What I am convinced of, as a “mature” student, is that expectations are not always right. The expectation that you will go to university or trade school or go straight to work and stay there is wrong. Life runs something like this: Don’t think too hard about things, race through the week to the weekend, then race through the next week. Race to own your own place, race to settle down, race to retirement. Run hard! Wait, stop! I can run forward forever with my eyes closed like the world encourages me to, and really get nowhere because I didn’t realize that I was running on a treadmill instead of the open road: racing onwards and reaching no significant destination other than a socially acceptable adult life. I want something more interesting than that. I want to climb a mountain and stand on top and scream, whether everyone thinks that’s great or not.
The pressure is there though. I plan on applying to a secondary college this year, one that is difficult to get into, and I told some friends (a pair of married engineers) that if I didn’t get in I would be taking a year off. I’ve talked with my parents, especially my father about this before. I have no plans to let university rule my life the way high school did, when I want a break I’ll take one and do something I want to do regardless of it’s relevance to my degree. The family friends I told this to though, were horrified. They started assuring me I was smart and saying there’s no reason I needed to do that. They’re right, I don’t need to take a year off, I want to.

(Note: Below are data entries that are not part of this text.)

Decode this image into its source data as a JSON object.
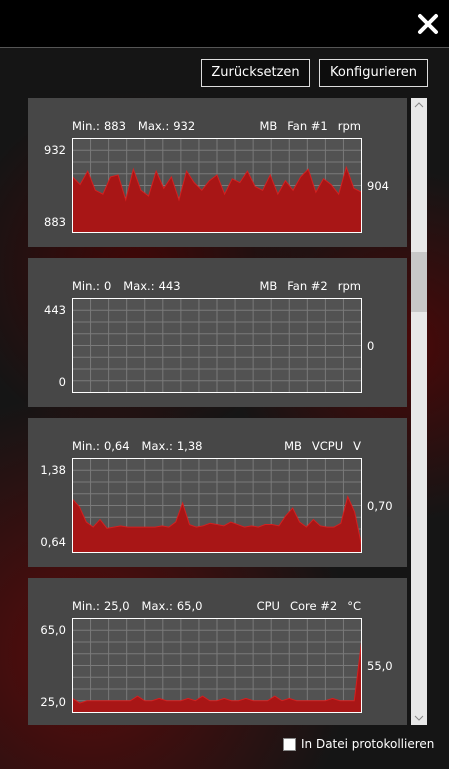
{
  "buttons": {
    "reset": "Zurücksetzen",
    "configure": "Konfigurieren"
  },
  "panels": [
    {
      "min_caption": "Min.:",
      "min": 883,
      "max_caption": "Max.:",
      "max": 932,
      "source": "MB",
      "sensor": "Fan #1",
      "unit": "rpm",
      "current": 904,
      "values": [
        912,
        908,
        915,
        905,
        903,
        912,
        913,
        900,
        916,
        905,
        902,
        915,
        906,
        912,
        900,
        915,
        909,
        905,
        910,
        913,
        903,
        911,
        909,
        915,
        907,
        905,
        913,
        903,
        910,
        905,
        912,
        916,
        904,
        911,
        908,
        903,
        917,
        906,
        904
      ]
    },
    {
      "min_caption": "Min.:",
      "min": 0,
      "max_caption": "Max.:",
      "max": 443,
      "source": "MB",
      "sensor": "Fan #2",
      "unit": "rpm",
      "current": 0,
      "values": [
        0,
        0,
        0,
        0,
        0,
        0,
        0,
        0,
        0,
        0,
        0,
        0,
        0,
        0,
        0,
        0,
        0,
        0,
        0,
        0,
        0,
        0,
        0,
        0,
        0,
        0,
        0,
        0,
        0,
        0,
        0,
        0,
        0,
        0,
        0,
        0,
        0,
        0,
        0
      ]
    },
    {
      "min_caption": "Min.:",
      "min": {
        "value": 0.64,
        "label": "0,64"
      },
      "max_caption": "Max.:",
      "max": {
        "value": 1.38,
        "label": "1,38"
      },
      "source": "MB",
      "sensor": "VCPU",
      "unit": "V",
      "current": {
        "value": 0.7,
        "label": "0,70"
      },
      "values": [
        1.06,
        1.0,
        0.88,
        0.84,
        0.9,
        0.83,
        0.84,
        0.85,
        0.84,
        0.84,
        0.84,
        0.84,
        0.84,
        0.85,
        0.84,
        0.88,
        1.03,
        0.86,
        0.84,
        0.85,
        0.87,
        0.86,
        0.85,
        0.88,
        0.86,
        0.84,
        0.85,
        0.84,
        0.86,
        0.86,
        0.85,
        0.93,
        0.99,
        0.88,
        0.84,
        0.9,
        0.85,
        0.84,
        0.84,
        0.87,
        1.08,
        0.96,
        0.7
      ]
    },
    {
      "min_caption": "Min.:",
      "min": {
        "value": 25.0,
        "label": "25,0"
      },
      "max_caption": "Max.:",
      "max": {
        "value": 65.0,
        "label": "65,0"
      },
      "source": "CPU",
      "sensor": "Core #2",
      "unit": "°C",
      "current": {
        "value": 55.0,
        "label": "55,0"
      },
      "values": [
        31,
        29,
        30,
        30,
        30,
        30,
        30,
        30,
        30,
        32,
        30,
        30,
        31,
        30,
        30,
        30,
        31,
        30,
        32,
        30,
        30,
        31,
        30,
        30,
        31,
        30,
        30,
        30,
        32,
        30,
        31,
        30,
        30,
        30,
        30,
        30,
        31,
        30,
        30,
        30,
        55
      ]
    }
  ],
  "log_to_file": "In Datei protokollieren"
}
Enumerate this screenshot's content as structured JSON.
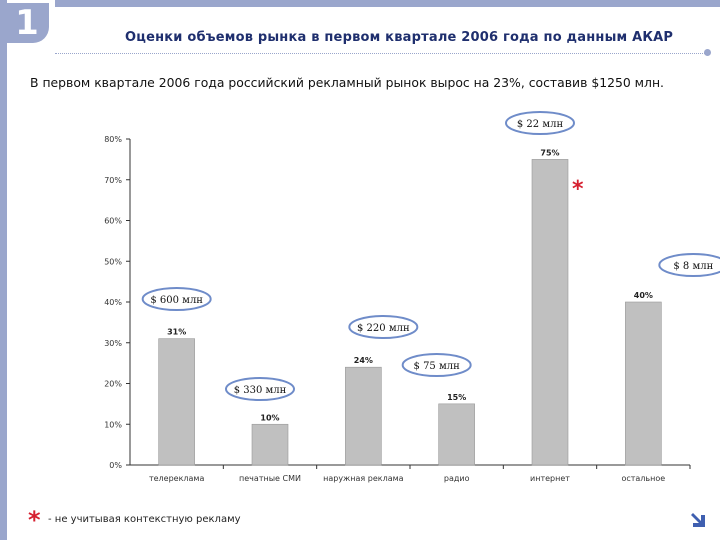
{
  "slide": {
    "number": "1",
    "title": "Оценки объемов рынка в первом квартале 2006 года по данным АКАР",
    "subtitle": "В первом квартале 2006 года российский рекламный рынок вырос на 23%, составив $1250 млн.",
    "footnote_star": "*",
    "footnote": "- не учитывая контекстную рекламу",
    "nav_icon": "next-arrow-icon"
  },
  "chart_data": {
    "type": "bar",
    "categories": [
      "телереклама",
      "печатные СМИ",
      "наружная реклама",
      "радио",
      "интернет",
      "остальное"
    ],
    "values": [
      31,
      10,
      24,
      15,
      75,
      40
    ],
    "value_labels": [
      "31%",
      "10%",
      "24%",
      "15%",
      "75%",
      "40%"
    ],
    "money_labels": [
      "$ 600 млн",
      "$ 330 млн",
      "$ 220 млн",
      "$ 75 млн",
      "$ 22 млн",
      "$ 8 млн"
    ],
    "ylim": [
      0,
      80
    ],
    "yticks": [
      0,
      10,
      20,
      30,
      40,
      50,
      60,
      70,
      80
    ],
    "ytick_labels": [
      "0%",
      "10%",
      "20%",
      "30%",
      "40%",
      "50%",
      "60%",
      "70%",
      "80%"
    ],
    "asterisk_category": "интернет",
    "asterisk": "*",
    "grid": false,
    "bar_color": "#c0c0c0",
    "title": "",
    "xlabel": "",
    "ylabel": ""
  }
}
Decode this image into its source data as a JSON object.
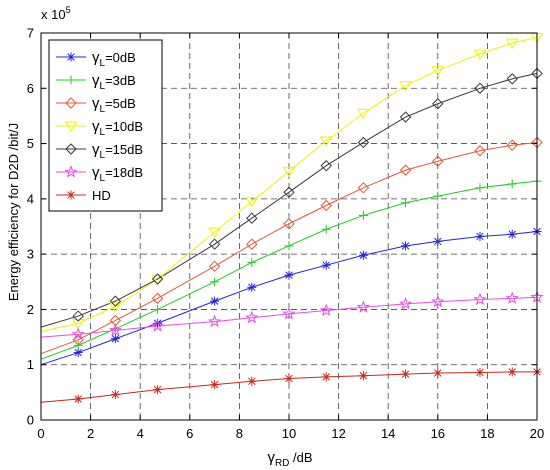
{
  "chart_data": {
    "type": "line",
    "xlabel_main": "γ",
    "xlabel_sub": "RD",
    "xlabel_unit": " /dB",
    "ylabel": "Energy efficiency for D2D /bit/J",
    "y_exponent_base": "x 10",
    "y_exponent_power": "5",
    "xlim": [
      0,
      20
    ],
    "ylim": [
      0,
      7
    ],
    "grid": true,
    "legend_position": "top-left",
    "x_ticks": [
      0,
      2,
      4,
      6,
      8,
      10,
      12,
      14,
      16,
      18,
      20
    ],
    "y_ticks": [
      0,
      1,
      2,
      3,
      4,
      5,
      6,
      7
    ],
    "series": [
      {
        "legend_main": "γ",
        "legend_sub": "L",
        "legend_suffix": "=0dB",
        "color": "#2323e0",
        "marker": "asterisk",
        "x": [
          0,
          1.5,
          3.0,
          4.7,
          7.0,
          8.5,
          10.0,
          11.5,
          13.0,
          14.7,
          16.0,
          17.7,
          19.0,
          20.0
        ],
        "values": [
          1.0,
          1.22,
          1.47,
          1.75,
          2.15,
          2.4,
          2.62,
          2.8,
          2.98,
          3.15,
          3.23,
          3.32,
          3.36,
          3.41
        ]
      },
      {
        "legend_main": "γ",
        "legend_sub": "L",
        "legend_suffix": "=3dB",
        "color": "#22cc22",
        "marker": "plus",
        "x": [
          0,
          1.5,
          3.0,
          4.7,
          7.0,
          8.5,
          10.0,
          11.5,
          13.0,
          14.7,
          16.0,
          17.7,
          19.0,
          20.0
        ],
        "values": [
          1.1,
          1.35,
          1.65,
          2.0,
          2.5,
          2.85,
          3.15,
          3.45,
          3.7,
          3.93,
          4.05,
          4.2,
          4.27,
          4.32
        ]
      },
      {
        "legend_main": "γ",
        "legend_sub": "L",
        "legend_suffix": "=5dB",
        "color": "#e05a3a",
        "marker": "diamond",
        "x": [
          0,
          1.5,
          3.0,
          4.7,
          7.0,
          8.5,
          10.0,
          11.5,
          13.0,
          14.7,
          16.0,
          17.7,
          19.0,
          20.0
        ],
        "values": [
          1.2,
          1.45,
          1.8,
          2.2,
          2.78,
          3.18,
          3.55,
          3.88,
          4.2,
          4.52,
          4.68,
          4.87,
          4.97,
          5.02
        ]
      },
      {
        "legend_main": "γ",
        "legend_sub": "L",
        "legend_suffix": "=10dB",
        "color": "#f2f200",
        "marker": "triangle-down",
        "x": [
          0,
          1.5,
          3.0,
          4.7,
          7.0,
          8.5,
          10.0,
          11.5,
          13.0,
          14.7,
          16.0,
          17.7,
          19.0,
          20.0
        ],
        "values": [
          1.6,
          1.75,
          2.05,
          2.55,
          3.4,
          3.95,
          4.5,
          5.05,
          5.55,
          6.05,
          6.32,
          6.62,
          6.82,
          6.92
        ]
      },
      {
        "legend_main": "γ",
        "legend_sub": "L",
        "legend_suffix": "=15dB",
        "color": "#3a3a3a",
        "marker": "diamond",
        "x": [
          0,
          1.5,
          3.0,
          4.7,
          7.0,
          8.5,
          10.0,
          11.5,
          13.0,
          14.7,
          16.0,
          17.7,
          19.0,
          20.0
        ],
        "values": [
          1.68,
          1.88,
          2.15,
          2.55,
          3.18,
          3.65,
          4.12,
          4.6,
          5.02,
          5.48,
          5.72,
          6.0,
          6.17,
          6.27
        ]
      },
      {
        "legend_main": "γ",
        "legend_sub": "L",
        "legend_suffix": "=18dB",
        "color": "#e64ce6",
        "marker": "star",
        "x": [
          0,
          1.5,
          3.0,
          4.7,
          7.0,
          8.5,
          10.0,
          11.5,
          13.0,
          14.7,
          16.0,
          17.7,
          19.0,
          20.0
        ],
        "values": [
          1.5,
          1.55,
          1.62,
          1.7,
          1.78,
          1.85,
          1.92,
          1.98,
          2.04,
          2.1,
          2.14,
          2.18,
          2.2,
          2.22
        ]
      },
      {
        "legend_main": "HD",
        "legend_sub": "",
        "legend_suffix": "",
        "color": "#c8281c",
        "marker": "asterisk",
        "x": [
          0,
          1.5,
          3.0,
          4.7,
          7.0,
          8.5,
          10.0,
          11.5,
          13.0,
          14.7,
          16.0,
          17.7,
          19.0,
          20.0
        ],
        "values": [
          0.32,
          0.38,
          0.46,
          0.55,
          0.64,
          0.7,
          0.75,
          0.78,
          0.8,
          0.83,
          0.85,
          0.86,
          0.87,
          0.87
        ]
      }
    ]
  }
}
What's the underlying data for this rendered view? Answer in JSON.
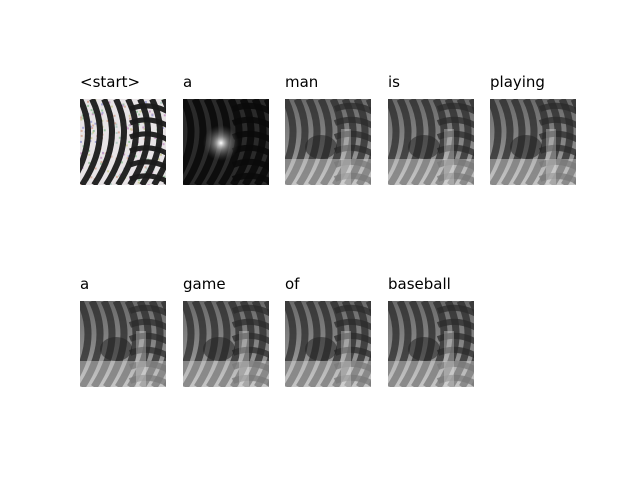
{
  "caption": {
    "tokens": [
      "<start>",
      "a",
      "man",
      "is",
      "playing",
      "a",
      "game",
      "of",
      "baseball"
    ]
  },
  "panels": [
    {
      "token_index": 0,
      "style": "color-noise"
    },
    {
      "token_index": 1,
      "style": "dark-spot"
    },
    {
      "token_index": 2,
      "style": "gray-blur"
    },
    {
      "token_index": 3,
      "style": "gray-blur"
    },
    {
      "token_index": 4,
      "style": "gray-blur"
    },
    {
      "token_index": 5,
      "style": "gray-blur"
    },
    {
      "token_index": 6,
      "style": "gray-blur"
    },
    {
      "token_index": 7,
      "style": "gray-blur"
    },
    {
      "token_index": 8,
      "style": "gray-blur"
    }
  ]
}
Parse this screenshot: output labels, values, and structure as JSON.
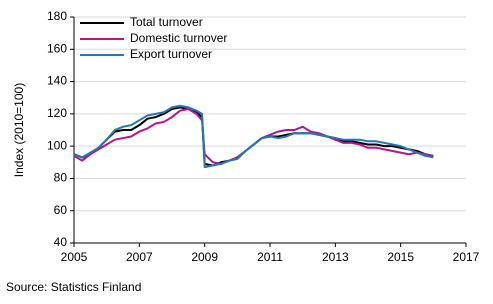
{
  "chart_data": {
    "type": "line",
    "y_label": "Index (2010=100)",
    "source": "Source: Statistics Finland",
    "x": [
      2005.0,
      2005.25,
      2005.5,
      2005.75,
      2006.0,
      2006.25,
      2006.5,
      2006.75,
      2007.0,
      2007.25,
      2007.5,
      2007.75,
      2008.0,
      2008.25,
      2008.5,
      2008.75,
      2008.92,
      2009.0,
      2009.25,
      2009.5,
      2009.75,
      2010.0,
      2010.25,
      2010.5,
      2010.75,
      2011.0,
      2011.25,
      2011.5,
      2011.75,
      2012.0,
      2012.25,
      2012.5,
      2012.75,
      2013.0,
      2013.25,
      2013.5,
      2013.75,
      2014.0,
      2014.25,
      2014.5,
      2014.75,
      2015.0,
      2015.25,
      2015.5,
      2015.75,
      2016.0
    ],
    "series": [
      {
        "name": "Total turnover",
        "color": "#000000",
        "values": [
          95,
          93,
          95,
          99,
          104,
          109,
          110,
          110,
          113,
          117,
          118,
          120,
          123,
          124,
          123,
          121,
          118,
          89,
          88,
          90,
          91,
          93,
          97,
          101,
          105,
          106,
          106,
          107,
          108,
          108,
          108,
          107,
          106,
          105,
          103,
          103,
          102,
          101,
          101,
          100,
          100,
          99,
          98,
          97,
          95,
          94
        ]
      },
      {
        "name": "Domestic turnover",
        "color": "#b5178a",
        "values": [
          94,
          91,
          95,
          98,
          101,
          104,
          105,
          106,
          109,
          111,
          114,
          115,
          118,
          122,
          123,
          120,
          116,
          95,
          90,
          89,
          91,
          93,
          97,
          101,
          105,
          107,
          109,
          110,
          110,
          112,
          109,
          108,
          106,
          104,
          102,
          102,
          101,
          99,
          99,
          98,
          97,
          96,
          95,
          96,
          95,
          94
        ]
      },
      {
        "name": "Export turnover",
        "color": "#2379b0",
        "values": [
          95,
          93,
          96,
          99,
          104,
          110,
          112,
          113,
          116,
          119,
          120,
          121,
          124,
          125,
          124,
          122,
          120,
          87,
          88,
          89,
          91,
          92,
          97,
          101,
          105,
          106,
          105,
          106,
          108,
          108,
          108,
          107,
          106,
          105,
          104,
          104,
          104,
          103,
          103,
          102,
          101,
          100,
          98,
          96,
          94,
          93
        ]
      }
    ],
    "xlim": [
      2005,
      2017
    ],
    "xticks": [
      2005,
      2007,
      2009,
      2011,
      2013,
      2015,
      2017
    ],
    "ylim": [
      40,
      180
    ],
    "yticks": [
      40,
      60,
      80,
      100,
      120,
      140,
      160,
      180
    ],
    "grid": true,
    "legend": "top-left"
  }
}
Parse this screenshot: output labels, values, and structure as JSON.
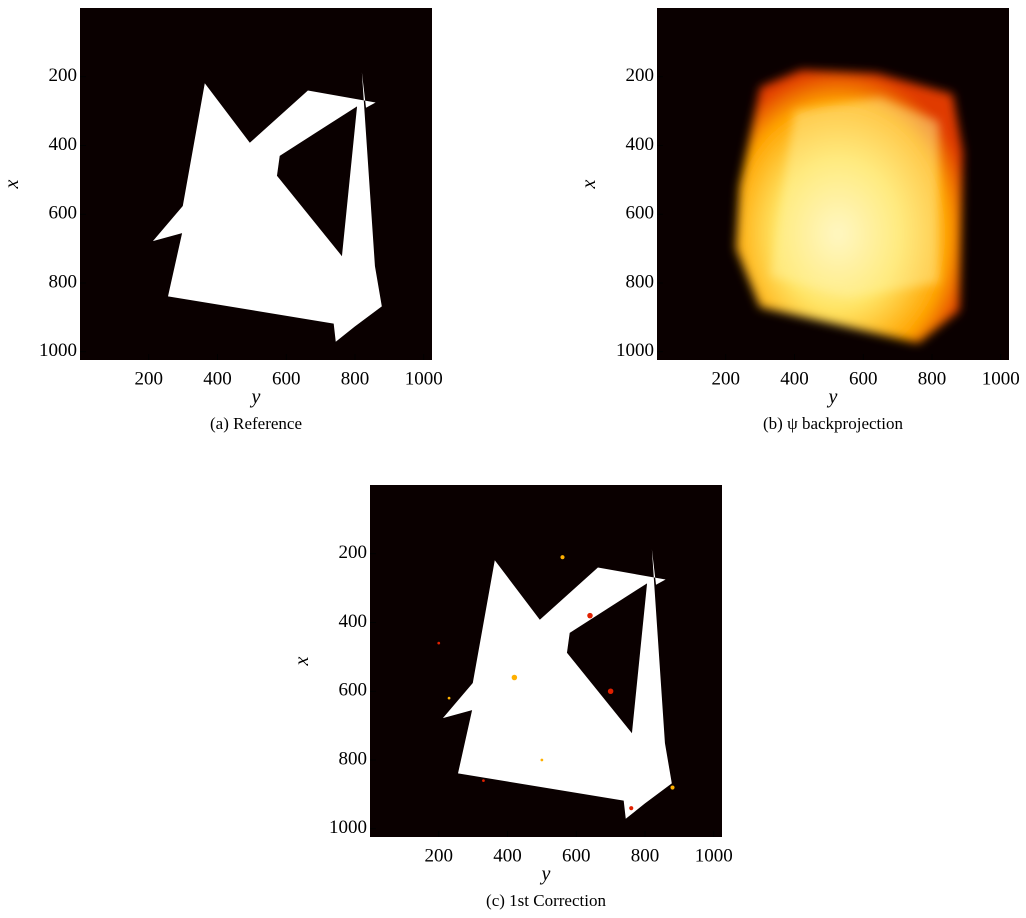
{
  "chart_data": [
    {
      "type": "image",
      "caption": "(a) Reference",
      "xlabel": "y",
      "ylabel": "x",
      "xlim": [
        0,
        1024
      ],
      "ylim": [
        0,
        1024
      ],
      "yinvert": true,
      "xticks": [
        200,
        400,
        600,
        800,
        1000
      ],
      "yticks": [
        200,
        400,
        600,
        800,
        1000
      ],
      "render": "sharp"
    },
    {
      "type": "image",
      "caption": "(b) ψ backprojection",
      "xlabel": "y",
      "ylabel": "x",
      "xlim": [
        0,
        1024
      ],
      "ylim": [
        0,
        1024
      ],
      "yinvert": true,
      "xticks": [
        200,
        400,
        600,
        800,
        1000
      ],
      "yticks": [
        200,
        400,
        600,
        800,
        1000
      ],
      "render": "blurred"
    },
    {
      "type": "image",
      "caption": "(c) 1st Correction",
      "xlabel": "y",
      "ylabel": "x",
      "xlim": [
        0,
        1024
      ],
      "ylim": [
        0,
        1024
      ],
      "yinvert": true,
      "xticks": [
        200,
        400,
        600,
        800,
        1000
      ],
      "yticks": [
        200,
        400,
        600,
        800,
        1000
      ],
      "render": "noisy"
    }
  ]
}
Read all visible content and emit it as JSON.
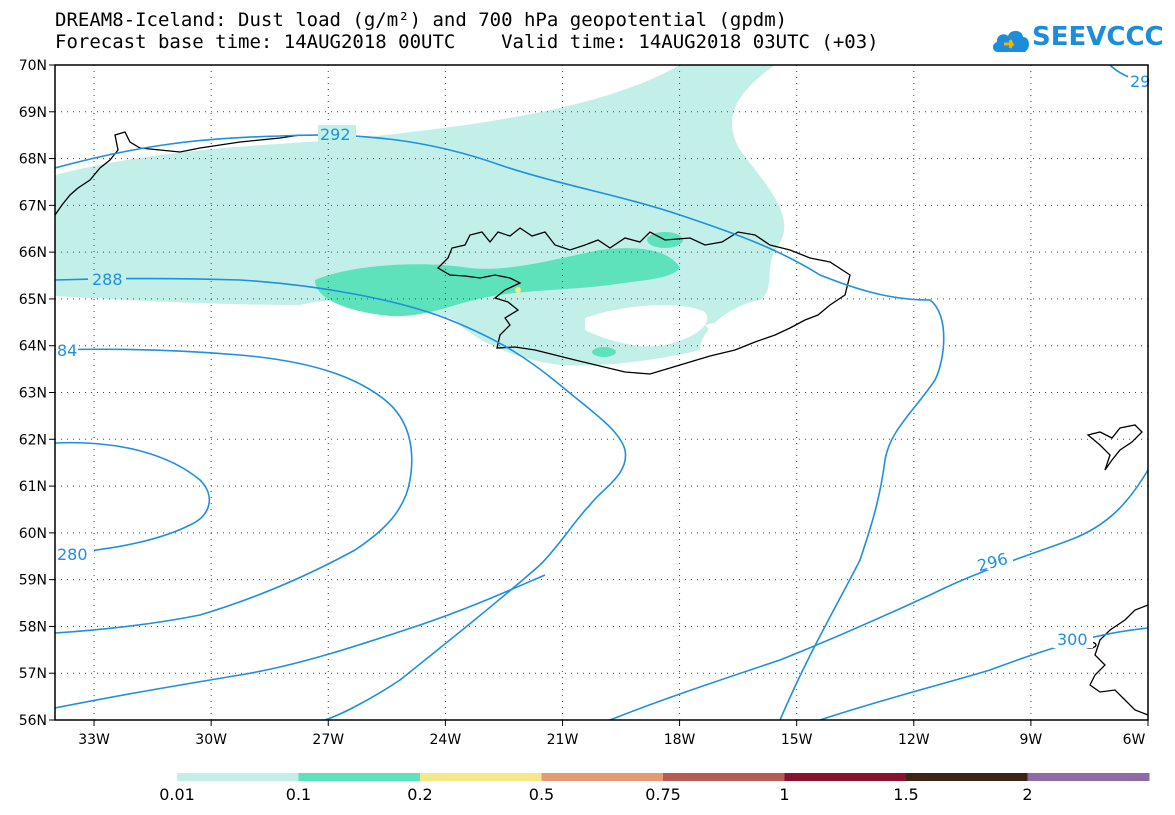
{
  "header": {
    "title_line1": "DREAM8-Iceland: Dust load (g/m²) and 700 hPa geopotential (gpdm)",
    "title_line2": "Forecast base time: 14AUG2018 00UTC    Valid time: 14AUG2018 03UTC (+03)"
  },
  "logo": {
    "text": "SEEVCCC",
    "icon": "cloud-icon",
    "color": "#1b8ddb"
  },
  "map": {
    "lon_ticks": [
      "33W",
      "30W",
      "27W",
      "24W",
      "21W",
      "18W",
      "15W",
      "12W",
      "9W",
      "6W"
    ],
    "lat_ticks": [
      "70N",
      "69N",
      "68N",
      "67N",
      "66N",
      "65N",
      "64N",
      "63N",
      "62N",
      "61N",
      "60N",
      "59N",
      "58N",
      "57N",
      "56N"
    ],
    "lon_range": [
      -34.0,
      -6.0
    ],
    "lat_range": [
      56.0,
      70.0
    ],
    "grid": "dotted",
    "contour_color": "#1f8fe0",
    "contour_labels": [
      "292",
      "288",
      "84",
      "280",
      "296",
      "300",
      "29"
    ]
  },
  "legend": {
    "colors": [
      "#c2f0e8",
      "#5ee2bc",
      "#f4e88a",
      "#e79a72",
      "#b85b55",
      "#8c1030",
      "#3d2415",
      "#8f6aa5"
    ],
    "labels": [
      "0.01",
      "0.1",
      "0.2",
      "0.5",
      "0.75",
      "1",
      "1.5",
      "2"
    ]
  }
}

I never want to catch myself following sheople around just because they say they’re right.
I’m sure some of these first years are going in with open eyes, and really want to continue school but, how many are going to piddle away first year (and all their money) partying because they really aren’t there to go to school? Stop racing onwards! Start climbing upwards! I’m not saying don’t work, but rather work hard at whatever you like- don’t consult the world. Want to be a saddle maker for horses? Search out a great saddler and ask if they take apprentices, if they don’t find someone who does. Want to be a travel writer? Earn some money, travel, write, send your work to people see what they think. Want to try out something? Try it out, maybe you’ll end up wanting to take a degree in it. Take a journey to what it is you want and let the experiences along the way shape you.
All you first years, I have loads of love for you, dream big. Don’t sell yourself short just because the world wants you to. Find what you love before you shell out thousands of dollars a year to take a degree in it.